O fato de estar oficialmente desempregada também era uma constante latejando sua cabeça, precisava arrumar um novo emprego, o cargo que tinha visto numa pequena empresa acabou por ser preenchido. Enquanto estava com seus pais, descobriu um programa de mestrado em uma universidade na capital.
Passou o tempo lá elaborando um plano de pesquisa e uma proposta de tese, sempre quis se aperfeiçoar, seria uma chance de ouro, se inscreveu e submeteu à vaga. Mas ainda faltava algumas semanas para eles divulgarem o resultado, se aprovada teria que se mudar em pouco tempo e adeus viagens pelo próximo ano pelo menos, até as próximas férias escolares, além do mais a bolsa não se comparava ao seu salário na empresa, ia ter que reduzir em muito seus custos.
Precisava planejar sua vida com cuidado, seus próximos passos iam definir o rumo de sua carreira, e isso por consequência ia definir o rumo da sua vida.
Também tinha os projetos pessoais, sua vida não podia se resumir apenas em trabalho, estava na hora dela mudar, aproveitar essa oportunidade para experimentar coisas novas.

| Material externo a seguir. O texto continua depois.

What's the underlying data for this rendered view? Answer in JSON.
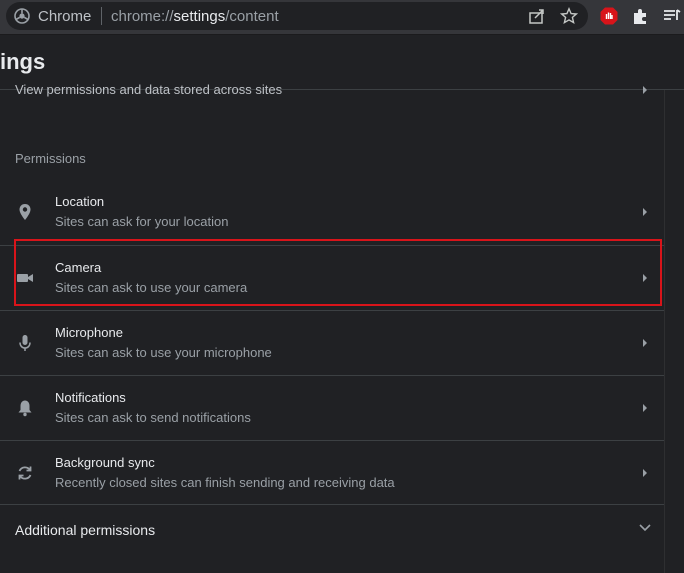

A incerteza sobre a mudança de cidade a deixou estagnada por algumas semanas, voltou para casa e se dedicou a pequenos projetos, aproveitando o tempo livre, fez um curso de culinária, começou um curso de programação on line, um desenho artístico, piano, era muito tempo livre.
As semanas foram passando e o resultado da seleção para mestrado foi publicado, ela não passou, estava fora da vida acadêmica há muito tempo e suas recomendações eram fracas, não teve tempo, nem disposição para publicar um artigo sequer desde que se formou na faculdade e mesmo após ter feito pós graduação.
A realidade era dura, mas ela tinha se acomodado na empresa, era um fenômeno nela, mas fora dela um zero à esquerda. O choque de realidade era preciso para ela acordar da bolha em que se encontrava, precisava se dedicar mais ou mudar de planos.
Enquanto isso, o curso de culinária lhe preenchia os dias, fazia várias receitas e começou a vender algumas criações para alguns amigos que lhe incentivaram a começar uma pequena empresa, mas quando foi atrás descobriu a burocracia que era montar uma empresa de comida.